Bug 203166

Summary: [wbwd][patch] Stop watchdog timer in attach routine if it is already started
Product: Base System Reporter: t_uemura
Component: kernAssignee: freebsd-bugs (Nobody) <bugs>
Status: New ---    
Severity: Affects Some People CC: delphij, emaste
Priority: --- Keywords: patch
Version: 10.2-STABLE   
Hardware: amd64   
OS: Any   
Attachments:
Description Flags
Patch to fix the issue.
none
Make the change a loader option. none

Description t_uemura 2015-09-17 01:44:34 UTC
Created attachment 161137 [details]
Patch to fix the issue.

According to comments in wbwd.c, the wbwd watchdog timer may be started before the wbwd driver is attaching.

If so, watchdogd(8) must be started to prevent unnecessary reboot before the watchdog fires, even if the machine is booting directly to single user mode.
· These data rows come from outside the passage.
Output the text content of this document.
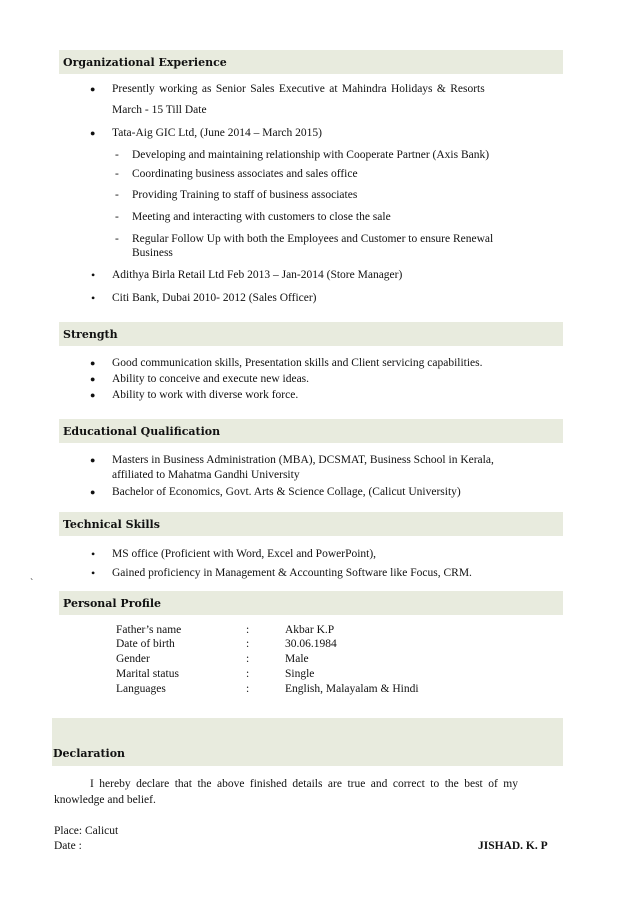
Organizational Experience
● Presently working as Senior Sales Executive at Mahindra Holidays & Resorts
March - 15 Till Date
● Tata-Aig GIC Ltd, (June 2014 – March 2015)
- Developing and maintaining relationship with Cooperate Partner (Axis Bank)
- Coordinating business associates and sales office
- Providing Training to staff of business associates
- Meeting and interacting with customers to close the sale
- Regular Follow Up with both the Employees and Customer to ensure Renewal
Business
• Adithya Birla Retail Ltd Feb 2013 – Jan-2014 (Store Manager)
• Citi Bank, Dubai 2010- 2012 (Sales Officer)
Strength
● Good communication skills, Presentation skills and Client servicing capabilities.
● Ability to conceive and execute new ideas.
● Ability to work with diverse work force.
Educational Qualification
● Masters in Business Administration (MBA), DCSMAT, Business School in Kerala,
affiliated to Mahatma Gandhi University
● Bachelor of Economics, Govt. Arts & Science Collage, (Calicut University)
Technical Skills
• MS office (Proficient with Word, Excel and PowerPoint),
• Gained proficiency in Management & Accounting Software like Focus, CRM.
`
Personal Profile
Father’s name	:	Akbar K.P
Date of birth	:	30.06.1984
Gender	:	Male
Marital status	:	Single
Languages	:	English, Malayalam & Hindi
Declaration
I hereby declare that the above finished details are true and correct to the best of my
knowledge and belief.
Place: Calicut
Date :	JISHAD. K. P
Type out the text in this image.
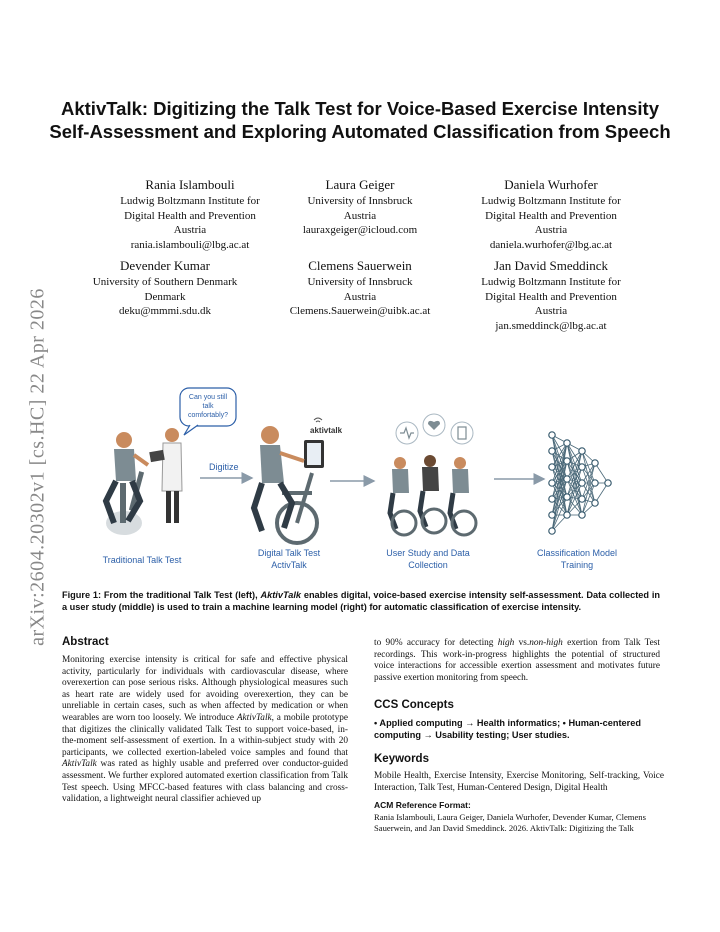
arXiv:2604.20302v1 [cs.HC] 22 Apr 2026
AktivTalk: Digitizing the Talk Test for Voice-Based Exercise Intensity Self-Assessment and Exploring Automated Classification from Speech
Rania Islambouli
Ludwig Boltzmann Institute for
Digital Health and Prevention
Austria
rania.islambouli@lbg.ac.at
Laura Geiger
University of Innsbruck
Austria
lauraxgeiger@icloud.com
Daniela Wurhofer
Ludwig Boltzmann Institute for
Digital Health and Prevention
Austria
daniela.wurhofer@lbg.ac.at
Devender Kumar
University of Southern Denmark
Denmark
deku@mmmi.sdu.dk
Clemens Sauerwein
University of Innsbruck
Austria
Clemens.Sauerwein@uibk.ac.at
Jan David Smeddinck
Ludwig Boltzmann Institute for
Digital Health and Prevention
Austria
jan.smeddinck@lbg.ac.at
Can you still
talk
comfortably?
Digitize
aktivtalk
Traditional Talk Test
Digital Talk Test
ActivTalk
User Study and Data
Collection
Classification Model
Training

Figure 1: From the traditional Talk Test (left), AktivTalk enables digital, voice-based exercise intensity self-assessment. Data collected in a user study (middle) is used to train a machine learning model (right) for automatic classification of exercise intensity.

Abstract

Monitoring exercise intensity is critical for safe and effective physical activity, particularly for individuals with cardiovascular disease, where overexertion can pose serious risks. Although physiological measures such as heart rate are widely used for avoiding overexertion, they can be unreliable in certain cases, such as when affected by medication or when wearables are worn too loosely. We introduce AktivTalk, a mobile prototype that digitizes the clinically validated Talk Test to support voice-based, in-the-moment self-assessment of exertion. In a within-subject study with 20 participants, we collected exertion-labeled voice samples and found that AktivTalk was rated as highly usable and preferred over conductor-guided assessment. We further explored automated exertion classification from Talk Test speech. Using MFCC-based features with class balancing and cross-validation, a lightweight neural classifier achieved up

to 90% accuracy for detecting high vs.non-high exertion from Talk Test recordings. This work-in-progress highlights the potential of structured voice interactions for accessible exertion assessment and motivates future passive exertion monitoring from speech.

CCS Concepts

• Applied computing → Health informatics; • Human-centered computing → Usability testing; User studies.

Keywords

Mobile Health, Exercise Intensity, Exercise Monitoring, Self-tracking, Voice Interaction, Talk Test, Human-Centered Design, Digital Health

ACM Reference Format:

Rania Islambouli, Laura Geiger, Daniela Wurhofer, Devender Kumar, Clemens Sauerwein, and Jan David Smeddinck. 2026. AktivTalk: Digitizing the Talk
Attached patch works around this. When the timer is already started, then attach routine stops it.

Please someone fix the issue. Thanks.
Comment 1 Ed Maste freebsd_committer 2015-09-21 20:29:29 UTC
We definitely need something like this change.

I'm a little worried that this introduces a window in normal operation though where the watchdog is ineffective, between wbwd attach and watchdogd starting up. For example we may have a driver which intermittently hangs in attach, and we'd want the watchdog to reset the system in that case.
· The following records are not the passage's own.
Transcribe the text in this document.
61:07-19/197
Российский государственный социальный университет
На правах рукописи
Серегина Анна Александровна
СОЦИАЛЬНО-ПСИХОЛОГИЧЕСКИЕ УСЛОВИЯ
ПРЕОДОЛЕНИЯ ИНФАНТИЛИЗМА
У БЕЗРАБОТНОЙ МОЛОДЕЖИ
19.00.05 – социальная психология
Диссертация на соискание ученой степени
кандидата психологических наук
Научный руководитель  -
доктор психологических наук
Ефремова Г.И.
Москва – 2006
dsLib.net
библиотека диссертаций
A few ideas from IRC discussion:
- we could pat the watchdog once at attach time so that we don't reboot in cases where multiuser system startup takes a while after wbwd attaching
- watchdog disabling could happen when the system enters single user mode
- we ought to have a tunable or other configuration to control this, as some system vendors etc. may not want the watchdog disabled

In any case I think it's probably better to have this change than not.
Comment 2 Xin LI freebsd_committer 2015-09-21 20:40:40 UTC
Please make this one optional via a loader tunable or compile time setting (I have no strong option with the default and if it helps people, let's enable it by default).

The problem with doing resets unconditionally in kernel is that if e.g. the user is using nextboot(8) and the kernel stuck at a later time, there is nothing that resets the system to recover it to a previously known good state, and that would defeat a good fraction of legitimate usage of watchdogs.
Comment 3 t_uemura 2015-09-25 05:19:35 UTC
Created attachment 161368 [details]
Make the change a loader option.